I'll admit that the source of most of my negative emotions came from not having enough time to complete all the fabulous daily activities in the Mother Goose Time teacher planning guide. So many ideas, so little time! Hopefully getting back into a full day/full week routine next week will allow us to fit in some of the things we missed.

So far one of my favorite things about about the MGT curriculum is the ability to weave in authentic writing practice. One of the areas of early children educations I am personally super passionate about is early literacy. I am a lover of reading and writing, and I want to instill that in my students in developmentally appropriate ways that are meaningful to them!

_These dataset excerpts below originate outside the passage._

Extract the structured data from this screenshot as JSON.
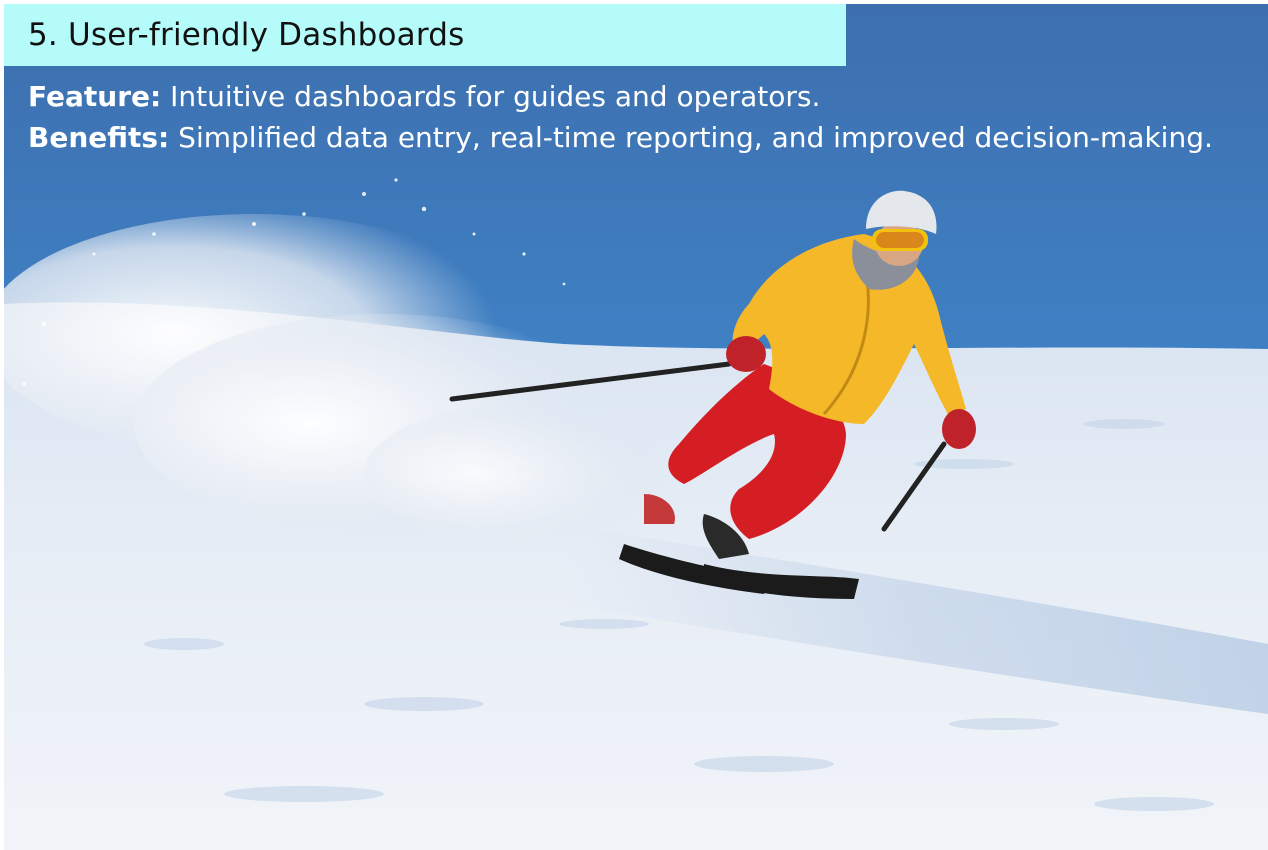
{
  "slide": {
    "title": "5. User-friendly Dashboards",
    "feature_label": "Feature:",
    "feature_text": " Intuitive dashboards for guides and operators.",
    "benefits_label": "Benefits:",
    "benefits_text": " Simplified data entry, real-time reporting, and improved decision-making.",
    "image": "photo of skier in yellow jacket carving through fresh snow under blue sky"
  },
  "colors": {
    "title_bar": "#b4fbf9",
    "sky": "#3f7fc0",
    "jacket": "#f4b829",
    "pants": "#d51e24",
    "snow": "#e7edf6"
  }
}
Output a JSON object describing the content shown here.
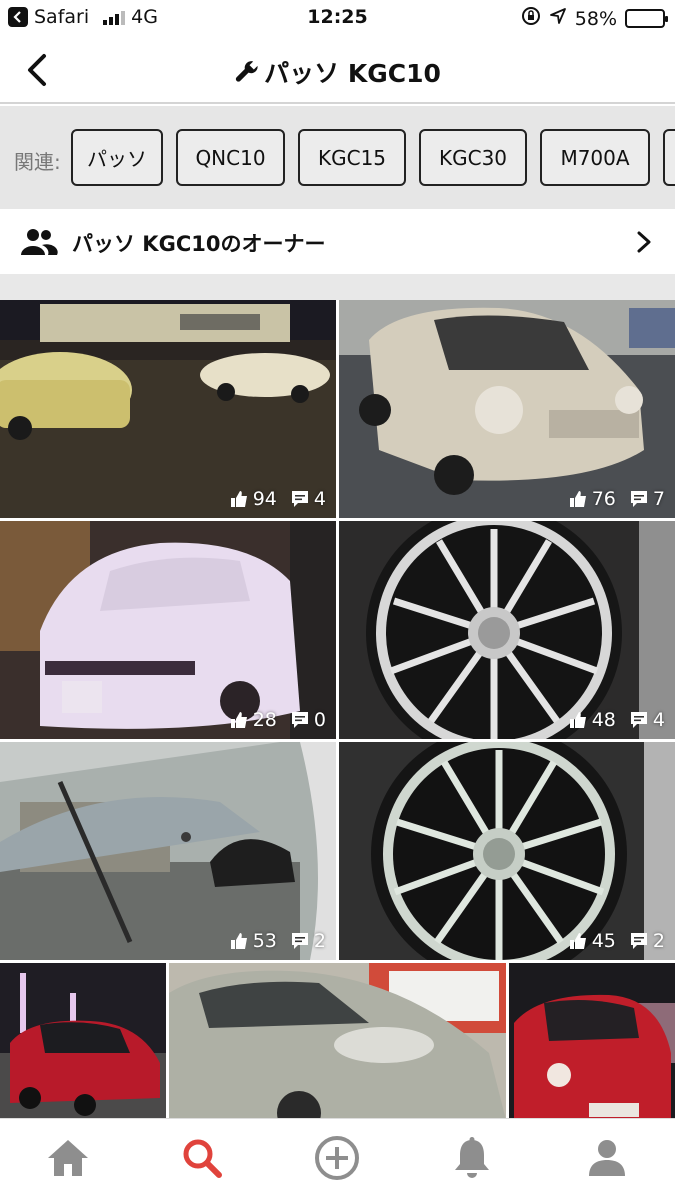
{
  "status_bar": {
    "app": "Safari",
    "network": "4G",
    "time": "12:25",
    "battery": "58%",
    "battery_level": 0.58
  },
  "nav": {
    "title": "パッソ KGC10",
    "wrench_icon": "wrench-icon",
    "back_icon": "chevron-left-icon"
  },
  "related": {
    "label": "関連:",
    "chips": [
      "パッソ",
      "QNC10",
      "KGC15",
      "KGC30",
      "M700A",
      ""
    ]
  },
  "owners": {
    "label": "パッソ KGC10のオーナー",
    "icon": "people-icon"
  },
  "photos": [
    {
      "likes": "94",
      "comments": "4"
    },
    {
      "likes": "76",
      "comments": "7"
    },
    {
      "likes": "28",
      "comments": "0"
    },
    {
      "likes": "48",
      "comments": "4"
    },
    {
      "likes": "53",
      "comments": "2"
    },
    {
      "likes": "45",
      "comments": "2"
    }
  ],
  "tabs": [
    "home-icon",
    "search-icon",
    "add-circle-icon",
    "bell-icon",
    "profile-icon"
  ],
  "colors": {
    "accent": "#e0433c",
    "tab_inactive": "#8e8e8e",
    "chip_bg": "#ececec",
    "related_bg": "#e6e6e6"
  }
}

First semester I used a self-designed daily "sign-in" sheet for name writing practice. By the end of the semester, all 11 students were able to identify their own name on the sheet. But, it does beg the question: could they really identify it, or did they just memorize the placement on the page where they wrote every day? The name plates provided on Day 1 gave me a much clearer picture on this. I may find myself fading out the daily sign-in sheet because there are so many other ways to measure progress in writing with MGT.

Writing and identifying their names was a source of a wide range of feelings this week. I had a newly-turned-3-year-old write her name (on the unity chain from A Bundle of Sticks - Day 2) without any teacher supervision for the first time. She was so proud! (as was I) With my 4's and 5's I have slowly been transitioning from all caps to title case writing (following the Hand Writing Without Tears process) and I'm starting to see this more in their independent writing.

I displayed the name cards on the wall in the dramatic play area in a "graph" formation. All week they kept going back to it and talking about whose name was at the top, bottom, counting the animals, and spelling their own names with a sense of great accomplishment. Several students even noticed sadly that one name (a student who moved away over summer break) was not displayed. 

All in all, it was it was a good first week back, with mostly happy lions (and mice, and foxes...Oh, my!)